Cela lui arrache la gorge à dire, car il déteste cette impression d'avoir été utilisé, et d'avoir vu son nom ainsi souillé. Il continue ensuite, d'une voix sèche et emplie d'une certaine colère sourde, ne s'arrêtant que pour commander un apéritif alcoolisé dont il sent qu'il aura besoin.
-"Je te promet que je n'étais pas au courant, et que je n'ai jamais participé à cela -ni mon ancien maître d'ailleurs, du moins j'en doute fortement-. J'ai demandé à ce que ces travaux soient purement et simplement effacés des Archives, car ils ne m'appartiennent pas. Mais je ne sais pas si ils accepteront ma demande, c'est difficile à assimiler pour eux comme cas de figure, et je ne suis même pas sur qu'ils me croient."
Nouveau silence et long soupir. Il se sent trahi, tant par ce qu'il s'est passé que par et pour Saehlia. Finalement, tous deux avaient raison, sans le savoir. Almassar n'a rien fait, Saehlia s'est vue flouée de ses chances. La tension est palpable dans le corps du brun, dans son regard qui pourrait produire des étincelles alors qu'il finit par siffler.
-"Je suis donc désolé pour tout cela. J'ai toujours cru que tu avais cherchée des excuses pour rompre sans voir la vérité en face... Mais finalement, depuis le début, tout comme moi tu avais raison... On s'est tous les deux fait avoir dans cette histoire, et je ne sais même pas par qui. mais je compte bien le découvrir."

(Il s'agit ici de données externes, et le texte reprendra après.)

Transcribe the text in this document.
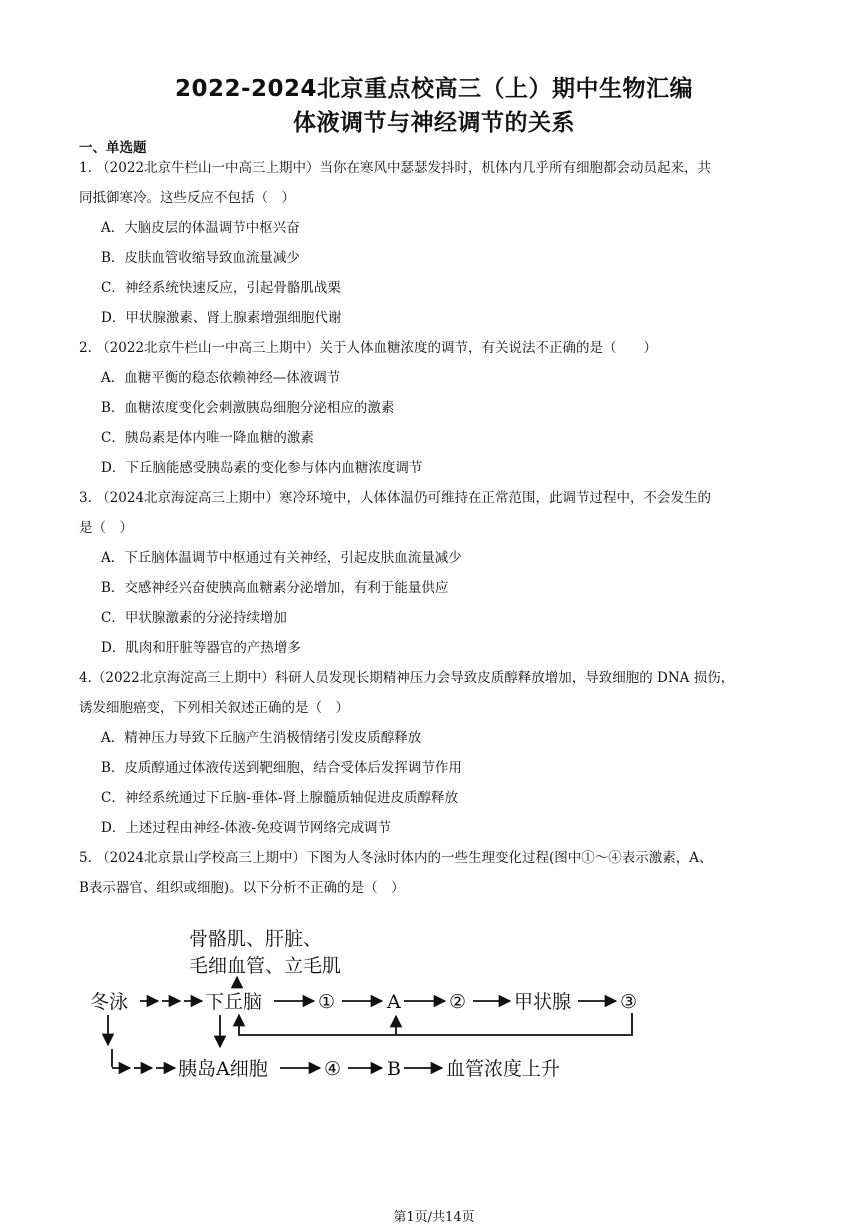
2022-2024北京重点校高三（上）期中生物汇编
体液调节与神经调节的关系
一、单选题
1. （2022北京牛栏山一中高三上期中）当你在寒风中瑟瑟发抖时，机体内几乎所有细胞都会动员起来，共
同抵御寒冷。这些反应不包括（　）
A．大脑皮层的体温调节中枢兴奋
B．皮肤血管收缩导致血流量减少
C．神经系统快速反应，引起骨骼肌战栗
D．甲状腺激素、肾上腺素增强细胞代谢
2. （2022北京牛栏山一中高三上期中）关于人体血糖浓度的调节，有关说法不正确的是（　　）
A．血糖平衡的稳态依赖神经—体液调节
B．血糖浓度变化会刺激胰岛细胞分泌相应的激素
C．胰岛素是体内唯一降血糖的激素
D．下丘脑能感受胰岛素的变化参与体内血糖浓度调节
3. （2024北京海淀高三上期中）寒冷环境中，人体体温仍可维持在正常范围，此调节过程中，不会发生的
是（　）
A．下丘脑体温调节中枢通过有关神经，引起皮肤血流量减少
B．交感神经兴奋使胰高血糖素分泌增加，有利于能量供应
C．甲状腺激素的分泌持续增加
D．肌肉和肝脏等器官的产热增多
4.（2022北京海淀高三上期中）科研人员发现长期精神压力会导致皮质醇释放增加，导致细胞的 DNA 损伤，
诱发细胞癌变，下列相关叙述正确的是（　）
A．精神压力导致下丘脑产生消极情绪引发皮质醇释放
B．皮质醇通过体液传送到靶细胞，结合受体后发挥调节作用
C．神经系统通过下丘脑-垂体-肾上腺髓质轴促进皮质醇释放
D．上述过程由神经-体液-免疫调节网络完成调节
5. （2024北京景山学校高三上期中）下图为人冬泳时体内的一些生理变化过程(图中①～④表示激素，A、
B表示器官、组织或细胞)。以下分析不正确的是（　）
骨骼肌、肝脏、
毛细血管、立毛肌
冬泳	下丘脑	①	A	②	甲状腺	③
胰岛A细胞	④ B 血管浓度上升
第1页/共14页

Oh non, l'enchanteur ne va clairement pas laisser une telle injure sur son nom impunie. A l'idée même de pouvoir retrouver celui qui leur a infligé une si cruelle blague, ses doigts se posent par réflexe sur sa bague, avant qu'il ne se reprenne et offre un sourire poli à la serveuse qui revient avec leurs boissons alcoolisées avant de les laisser échanger un peu, et regarder la carte.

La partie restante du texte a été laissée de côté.